When fruits and vegetables are at their best, they give you insight into how the vegan thing can work for you, if only for a day. And given a moderate degree of freshness, most conventional vegetables from ordinary supermarkets can be made to taste good when gardens go dormant.
Plant-based meals contain more than vegetables, of course: Stock the pantry with good grains, legumes, nuts, seeds, oils, vinegars and other classic condiments, and you’re set to make an infinite number of dishes that don’t ruffle a single animal’s feathers, hide or fin.
Here then are some recipes for what you might call A Vegan Day. I don’t pretend that you’re likely to eat all five in the same day, or even that they have much relationship to one another, but they’re each a representation of the kind of thing you might be eating at a given moment. Some are simple, traditional peasant food: hoecakes made from little but corn and water may seem ascetic until you recognize that this is polenta in a fast, crunchy form, filled with flavor and perfect to bury under a pile of fruit. (You can jazz them up if you like: a little sugar, a little baking powder, a little nondairy milk, maybe some maple syrup, and they start to resemble something far richer and more common. I happen to like the ultraminimalist version.)
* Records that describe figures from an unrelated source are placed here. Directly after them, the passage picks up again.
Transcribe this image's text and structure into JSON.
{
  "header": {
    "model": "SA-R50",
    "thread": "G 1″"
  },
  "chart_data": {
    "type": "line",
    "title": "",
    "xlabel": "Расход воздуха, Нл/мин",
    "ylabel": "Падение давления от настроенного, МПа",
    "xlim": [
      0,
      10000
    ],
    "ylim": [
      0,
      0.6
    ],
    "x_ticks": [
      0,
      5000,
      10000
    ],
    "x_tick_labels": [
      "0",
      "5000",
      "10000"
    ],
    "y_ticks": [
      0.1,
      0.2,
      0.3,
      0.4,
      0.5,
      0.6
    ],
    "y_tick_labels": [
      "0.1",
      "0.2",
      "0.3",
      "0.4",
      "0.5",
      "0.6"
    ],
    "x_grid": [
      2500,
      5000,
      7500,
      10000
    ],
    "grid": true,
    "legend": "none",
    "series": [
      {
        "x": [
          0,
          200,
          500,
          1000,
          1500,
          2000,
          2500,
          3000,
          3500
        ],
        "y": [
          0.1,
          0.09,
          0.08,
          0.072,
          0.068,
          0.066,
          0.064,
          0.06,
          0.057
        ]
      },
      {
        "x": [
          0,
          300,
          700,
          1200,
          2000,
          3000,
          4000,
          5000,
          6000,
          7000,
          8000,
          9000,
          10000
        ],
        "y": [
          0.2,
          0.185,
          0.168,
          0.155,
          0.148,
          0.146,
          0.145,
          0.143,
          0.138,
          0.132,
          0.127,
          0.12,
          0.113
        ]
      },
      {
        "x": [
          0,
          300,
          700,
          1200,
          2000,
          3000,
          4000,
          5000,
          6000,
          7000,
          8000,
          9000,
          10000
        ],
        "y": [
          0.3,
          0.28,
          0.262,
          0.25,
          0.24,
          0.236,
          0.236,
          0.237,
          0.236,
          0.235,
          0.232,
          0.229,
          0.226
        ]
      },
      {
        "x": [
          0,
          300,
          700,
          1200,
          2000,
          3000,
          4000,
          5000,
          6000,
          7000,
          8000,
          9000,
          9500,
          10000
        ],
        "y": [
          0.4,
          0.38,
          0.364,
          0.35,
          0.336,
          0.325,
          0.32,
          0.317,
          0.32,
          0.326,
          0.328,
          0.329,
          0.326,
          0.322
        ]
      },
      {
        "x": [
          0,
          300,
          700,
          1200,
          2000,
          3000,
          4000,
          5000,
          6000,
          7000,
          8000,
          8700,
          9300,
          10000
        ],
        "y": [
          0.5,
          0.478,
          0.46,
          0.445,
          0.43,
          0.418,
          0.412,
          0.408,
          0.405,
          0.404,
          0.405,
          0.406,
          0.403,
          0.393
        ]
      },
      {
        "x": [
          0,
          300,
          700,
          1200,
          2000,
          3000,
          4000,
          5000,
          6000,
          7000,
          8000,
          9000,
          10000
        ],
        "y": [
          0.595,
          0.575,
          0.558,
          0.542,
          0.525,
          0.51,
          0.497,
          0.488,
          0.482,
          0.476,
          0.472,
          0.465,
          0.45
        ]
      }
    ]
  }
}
Some are elaborate, and designed to satisfy an open-minded if devoted meat-eater at the biggest meal of the day. This ratatouille with chickpeas and fennel is among the best I’ve ever made, and bow ties with bulgur and what amounts to a salad is as good at room temperature as any pasta I know. The others are creatively simple: carrot candy is as much fun to eat as it is to look at; broiled melon is a lovely and unusual dessert.
The options are infinite: I love jook for breakfast, as well as more conventional porridge (or mush) or something more modern, like quinoa cooked in almond milk. Chopped salad may have become a cliché, but there may not be a better vegan lunch (you might try one with a Thai- or Japanese-flavored dressing for variety). A snack can, of course, be as simple as popcorn jazzed up with nuts and raisins. Dinner? I could live on pasta with vegetables for weeks. You might try it, if only for a day.